I also noted that if I try to simulate a very large table (inserting 1010^3 rows) I could trigger out of memory controls. ~But this also happened when running a SELECT stmt and piping to /dev/null, so I will create a separate issue~ Edit: It was the client OOM'ing and not the server. If I add the --quick option the memory is stable. I am going to fork this to a separate bug report.

kennytm commented 3 years ago

(note that the hint should be placed after the INSERT keyword, not at the end of the statement.)

INSERT /*+ SET_VAR(...) */ INTO tbl1 SELECT * from tbl2;
ghost commented 3 years ago

I have a proposal for how to address this issue.

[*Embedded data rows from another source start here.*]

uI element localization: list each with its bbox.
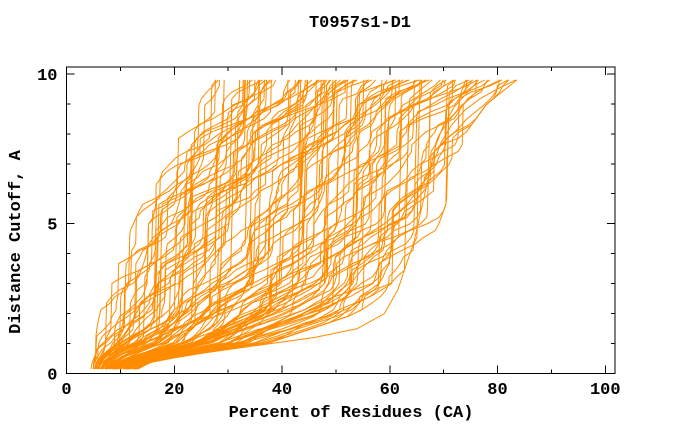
gdt-curve — [130, 79, 485, 370]
gdt-curve — [93, 79, 259, 370]
gdt-curve — [136, 79, 518, 370]
gdt-curve — [95, 79, 250, 370]
gdt-curve — [111, 79, 326, 370]
gdt-curve — [133, 79, 454, 370]
tick-labels-layer: 0 20 40 60 80 100 0 5 10 — [37, 67, 621, 400]
gdt-curve — [102, 79, 303, 370]
gdt-curve — [135, 79, 491, 370]
axes-layer — [66, 66, 616, 374]
x-tick-label: 60 — [380, 381, 400, 400]
gdt-curve — [108, 79, 319, 370]
gdt-curve — [135, 79, 503, 370]
x-tick-label: 20 — [164, 381, 184, 400]
rightmost-model-curve — [106, 79, 517, 370]
gdt-curve — [134, 79, 488, 370]
gdt-curve — [101, 79, 260, 370]
x-axis-title: Percent of Residues (CA) — [228, 404, 474, 423]
plot-border — [66, 66, 616, 374]
gdt-curve — [105, 79, 301, 370]
x-tick-label: 0 — [61, 381, 71, 400]
gdt-curve — [119, 79, 410, 370]
gdt-curve — [102, 79, 299, 370]
gdt-curve — [90, 79, 216, 370]
gdt-curve — [92, 79, 241, 370]
gdt-curve — [97, 79, 267, 370]
x-tick-label: 80 — [487, 381, 507, 400]
y-tick-label: 0 — [47, 367, 57, 386]
gdt-curve — [102, 79, 265, 370]
y-tick-label: 5 — [47, 217, 57, 236]
gdt-curve — [113, 79, 358, 370]
gdt-curve — [92, 79, 219, 370]
x-tick-label: 40 — [272, 381, 292, 400]
gdt-curve — [108, 79, 331, 370]
gdt-curve — [112, 79, 332, 370]
gdt-curve — [127, 79, 433, 370]
gdt-curve — [123, 79, 444, 370]
curves-layer — [90, 79, 518, 370]
gdt-curve — [127, 79, 473, 370]
gdt-curve — [123, 79, 446, 370]
gdt-curve — [107, 79, 317, 370]
gdt-curve — [99, 79, 260, 370]
gdt-curve — [125, 79, 427, 370]
gdt-curve — [134, 79, 456, 370]
gdt-curve — [101, 79, 320, 370]
gdt-curve — [113, 79, 336, 370]
gdt-curve — [124, 79, 400, 370]
gdt-curve — [113, 79, 342, 370]
gdt-curve — [117, 79, 420, 370]
slow-sweep-model-curve — [114, 79, 480, 370]
chart-title: T0957s1-D1 — [308, 14, 412, 33]
gdt-curve — [112, 79, 370, 370]
x-tick-label: 100 — [590, 381, 621, 400]
gdt-curve — [126, 79, 430, 370]
gdt-curve — [128, 79, 468, 370]
gdt-curve — [135, 79, 509, 370]
y-tick-label: 10 — [37, 67, 57, 86]
gdt-curve — [120, 79, 372, 370]
gdt-curve — [123, 79, 441, 370]
gdt-curve — [93, 79, 217, 370]
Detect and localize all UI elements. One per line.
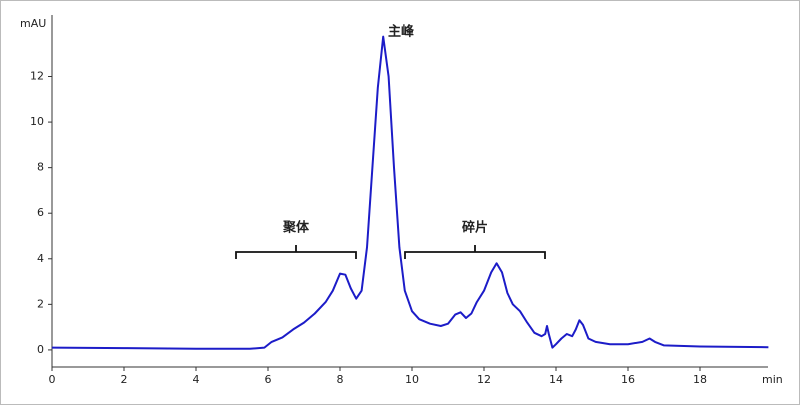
line [51,35,769,350]
x-tick-label: 4 [193,373,200,386]
x-tick-label: 0 [49,373,56,386]
y-tick-label: 2 [37,297,44,310]
x-tick-label: 6 [265,373,272,386]
y-tick-label: 8 [37,161,44,174]
x-tick-label: 8 [337,373,344,386]
annotation: 碎片 [462,220,488,236]
x-tick-label: 18 [693,373,707,386]
y-tick-label: 10 [30,115,44,128]
y-tick-label: 6 [37,206,44,219]
bracket [235,245,357,259]
y-tick-label: 0 [37,343,44,356]
x-tick-label: 10 [405,373,419,386]
annotation: 聚体 [282,220,310,236]
x-tick-label: 12 [477,373,491,386]
y-axis-label: mAU [20,17,46,30]
y-tick-label: 12 [30,70,44,83]
annotation: 主峰 [388,24,415,40]
x-axis-label: min [762,373,783,386]
x-tick-label: 16 [621,373,635,386]
x-tick-label: 14 [549,373,563,386]
y-tick-label: 4 [37,252,44,265]
bracket [404,245,546,259]
x-tick-label: 2 [121,373,128,386]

I miss some of the context about why certain feature-flags exist, so I appreciate input:

  1. The config option enable-batch-dml is enabled by default.
  2. The sysvar tidb_batch_insert is deprecated, and implied by a non-zero value for tidb_dml_batch_size.
  3. The sysvar tidb_dml_batch_size is changed to be SET_VAR hintable.
  4. ~https://github.com/pingcap/tidb/issues/20597 is fixed.~ (Done)

Items 1 and 2 make INSERT.. SELECT behave the same as LOAD DATA does, which (inconsistently) does not depend on these two settings.

Mini256 commented 7 months ago

Have been resolved by non-transactional-dml?